Note: They call this technique “semi-supervised” in that they are training it by having it always try to predict the next word in the text, and adjusting the “weights” according to how well it predicts that word. But it’s not fully supervised like the english to german translation, as there is no exact answer for them to compare against. (This author’s opinion is it’s pretty much fully supervised but what do I know)
They focused on 4 specific tasks to evaluate:
“natural language inference” - Given two sentences, determine if the first follows from the second.
“Danny likes great Music” ⇒ “Danny likes Post Malone”. Those two sentences have a high natural language “entailment” score (given that you accept that post malone makes great music). Others sentence pairs may have a high “contradiction” or “neutral” score.
“question answering” - Literally just what ChatGPT does
“semantic similarity” - Given two sentences, how close are they in conveying the same thing
“text classification” - Determine which group a piece of text fits better with (in this case positive or negative sentiment)
For each of these they used an existing dataset that has training examples and the correct answer for each example so they can score how well their models did.
Fine-tuning
OKAY, you caught me. They didn’t only do the generative-training. (Hence the “pre”.) After the pre-training, they used a subset of their dataset for each task to train their model further for that specific task. “Then whats the freaking point? This is just my Dad’s neural networks with some fancy lipstick.” True, they still trained it on the task at hand but they had a hypothesis that their pre-training might make it even better. If you teach a child Algebra does it make them better at their future job doing Journalism? (My high school algebra teacher said that it does.) They wanted to test if pre-training can teach it fundamentals about the english language that pay dividends across multiple tasks. And guess what they found…
Results
Can you believe it??? IT WORKED! They were indeed able to show that by just showing the neural network lots and lots of text, it was able to learn enough to be adept at a wide variety of tasks. They used “Generative” (Generating the next word in a sequence of text) “Pre-Training” (Training it ahead of time before testing it on various tasks) to create a model that could excel at a variety of tasks. On 9 out of the 12 tasks they tested it against their model achieved a new “state of the art”, outperforming models that were trained on those tasks explicitly.

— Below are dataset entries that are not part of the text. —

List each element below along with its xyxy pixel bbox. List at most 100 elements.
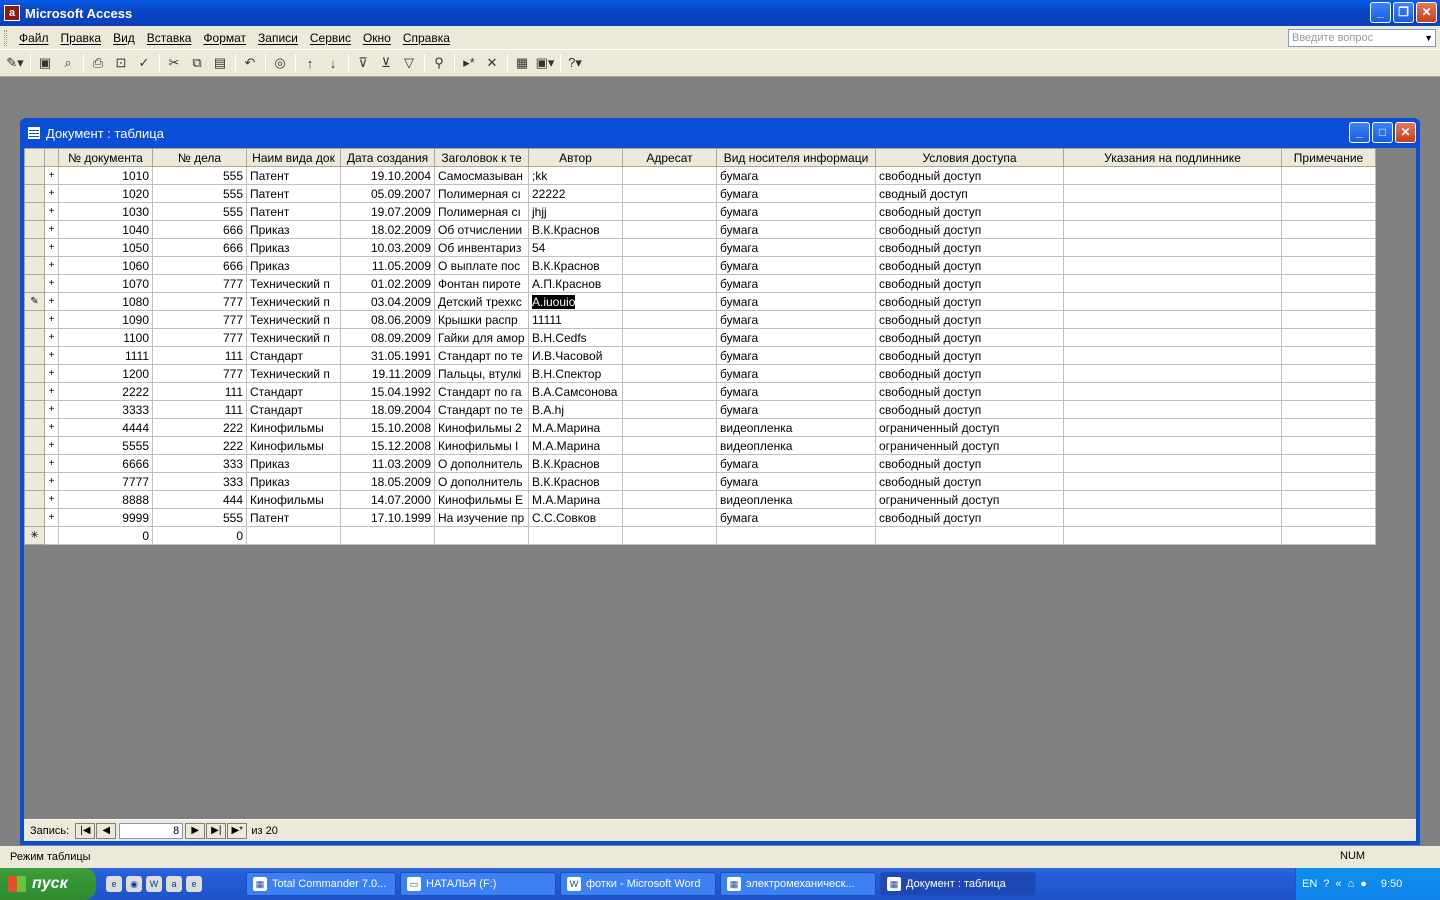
table-cell[interactable]: Приказ — [246, 454, 341, 473]
expand-subdatasheet-button[interactable]: + — [44, 454, 59, 473]
table-cell[interactable]: 111 — [152, 382, 247, 401]
column-header[interactable]: Адресат — [622, 148, 717, 167]
word-icon[interactable]: W — [146, 876, 162, 892]
table-cell[interactable]: свободный доступ — [875, 238, 1064, 257]
table-cell[interactable] — [622, 400, 717, 419]
select-all-cell[interactable] — [24, 148, 45, 167]
record-selector[interactable] — [24, 400, 45, 419]
expand-subdatasheet-button[interactable]: + — [44, 382, 59, 401]
table-cell[interactable]: бумага — [716, 166, 876, 185]
table-cell[interactable]: сводный доступ — [875, 184, 1064, 203]
table-cell[interactable]: 22222 — [528, 184, 623, 203]
taskbar-word[interactable]: Wфотки - Microsoft Word — [560, 872, 716, 896]
record-selector[interactable] — [24, 256, 45, 275]
new-record-cell[interactable] — [1281, 526, 1376, 545]
file-search-icon[interactable]: ⌕ — [57, 52, 79, 74]
table-cell[interactable]: В.Н.Cedfs — [528, 328, 623, 347]
new-record-selector[interactable]: ✳ — [24, 526, 45, 545]
table-cell[interactable]: свободный доступ — [875, 166, 1064, 185]
table-cell[interactable]: Полимерная сı — [434, 184, 529, 203]
chrome-icon[interactable]: ◉ — [126, 876, 142, 892]
table-cell[interactable]: бумага — [716, 220, 876, 239]
table-cell[interactable] — [622, 292, 717, 311]
table-cell[interactable]: Стандарт — [246, 400, 341, 419]
table-cell[interactable]: Патент — [246, 508, 341, 527]
table-cell[interactable]: 1090 — [58, 310, 153, 329]
table-cell[interactable] — [622, 508, 717, 527]
column-header[interactable]: Заголовок к те — [434, 148, 529, 167]
table-cell[interactable] — [622, 256, 717, 275]
table-cell[interactable]: 1020 — [58, 184, 153, 203]
column-header[interactable]: Дата создания — [340, 148, 435, 167]
column-header[interactable]: Вид носителя информаци — [716, 148, 876, 167]
table-cell[interactable]: свободный доступ — [875, 364, 1064, 383]
table-cell[interactable]: Самосмазыван — [434, 166, 529, 185]
current-record-input[interactable]: 8 — [119, 822, 184, 839]
table-cell[interactable]: 17.10.1999 — [340, 508, 435, 527]
table-cell[interactable]: 333 — [152, 472, 247, 491]
table-cell[interactable] — [1063, 418, 1282, 437]
column-header[interactable]: Примечание — [1281, 148, 1376, 167]
menu-file[interactable]: Файл — [13, 31, 55, 45]
expand-subdatasheet-button[interactable]: + — [44, 472, 59, 491]
table-cell[interactable] — [622, 184, 717, 203]
expand-subdatasheet-button[interactable]: + — [44, 184, 59, 203]
table-cell[interactable]: О дополнитель — [434, 472, 529, 491]
table-cell[interactable]: Гайки для амор — [434, 328, 529, 347]
table-cell[interactable]: 111 — [152, 346, 247, 365]
table-cell[interactable] — [1281, 238, 1376, 257]
table-cell[interactable] — [1063, 184, 1282, 203]
table-cell[interactable]: 777 — [152, 292, 247, 311]
expand-subdatasheet-button[interactable]: + — [44, 328, 59, 347]
table-cell[interactable]: Фонтан пироте — [434, 274, 529, 293]
table-cell[interactable] — [1063, 310, 1282, 329]
table-cell[interactable]: 777 — [152, 328, 247, 347]
expand-subdatasheet-button[interactable]: + — [44, 238, 59, 257]
table-cell[interactable]: бумага — [716, 328, 876, 347]
table-cell[interactable]: свободный доступ — [875, 328, 1064, 347]
menu-view[interactable]: Вид — [107, 31, 141, 45]
table-cell[interactable]: Детский трехкс — [434, 292, 529, 311]
new-record-cell[interactable] — [528, 526, 623, 545]
table-cell[interactable]: В.Н.Спектор — [528, 364, 623, 383]
table-cell[interactable]: 222 — [152, 436, 247, 455]
table-cell[interactable] — [1063, 166, 1282, 185]
table-cell[interactable] — [1063, 364, 1282, 383]
table-cell[interactable] — [1281, 256, 1376, 275]
table-cell[interactable] — [622, 472, 717, 491]
expand-subdatasheet-button[interactable]: + — [44, 400, 59, 419]
menu-records[interactable]: Записи — [252, 31, 304, 45]
table-cell[interactable]: 1060 — [58, 256, 153, 275]
table-cell[interactable]: 19.11.2009 — [340, 364, 435, 383]
expand-subdatasheet-button[interactable]: + — [44, 310, 59, 329]
hyperlink-icon[interactable]: ◎ — [269, 52, 291, 74]
table-cell[interactable]: 11.03.2009 — [340, 454, 435, 473]
table-cell[interactable]: Технический п — [246, 292, 341, 311]
table-cell[interactable]: 31.05.1991 — [340, 346, 435, 365]
table-cell[interactable] — [1281, 220, 1376, 239]
taskbar-drive-f[interactable]: ▭ НАТАЛЬЯ (F:) — [400, 872, 556, 896]
table-cell[interactable]: Приказ — [246, 472, 341, 491]
table-cell[interactable]: 777 — [152, 310, 247, 329]
menu-tools[interactable]: Сервис — [304, 31, 357, 45]
column-header[interactable]: Условия доступа — [875, 148, 1064, 167]
expand-subdatasheet-button[interactable]: + — [44, 292, 59, 311]
menu-edit[interactable]: Правка — [55, 31, 108, 45]
language-indicator[interactable]: EN — [1302, 878, 1317, 890]
table-cell[interactable] — [622, 490, 717, 509]
table-cell[interactable]: видеопленка — [716, 418, 876, 437]
column-header[interactable]: № дела — [152, 148, 247, 167]
table-cell[interactable] — [622, 202, 717, 221]
table-cell[interactable] — [622, 238, 717, 257]
expand-subdatasheet-button[interactable]: + — [44, 508, 59, 527]
table-cell[interactable] — [1063, 292, 1282, 311]
menu-help[interactable]: Справка — [397, 31, 456, 45]
table-cell[interactable]: А.П.Краснов — [528, 274, 623, 293]
undo-icon[interactable]: ↶ — [239, 52, 261, 74]
table-cell[interactable]: Стандарт по те — [434, 346, 529, 365]
expand-subdatasheet-button[interactable]: + — [44, 274, 59, 293]
antivirus-icon[interactable]: ● — [1360, 878, 1367, 890]
table-cell[interactable] — [1281, 400, 1376, 419]
menu-window[interactable]: Окно — [357, 31, 397, 45]
start-button[interactable]: пуск — [0, 868, 96, 900]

One of the things that I find notable about this paper is that it’s not that particularly surprising of an idea (though of course hindsight == 20:20). They mostly just took the model from the “Attention is All You Need” paper, threw a bunch of text at it and noticed that it does more than just english-to-german translation. To me it seems like a natural progression, but this simple idea had a large impact. I’ll note that one of the tasks it excelled at is ChatGPT’s bread and butter: “Question Answering” (cue the future of OpenAI and it’s $80 billion valuation.) I wonder if Alec Radford realized that his paper would set OpenAI and the entire AI industry down a path towards far and away the closest thing to artificial human-level intelligence we have ever seen: bigger and better Generative Pre-training Transformer (GPT) models such as ChatGPT. The only question remaining is, is sufficient generative pre-training enough to achieve Artificial General Intelligence? OpenAI is certainly aiming to find out.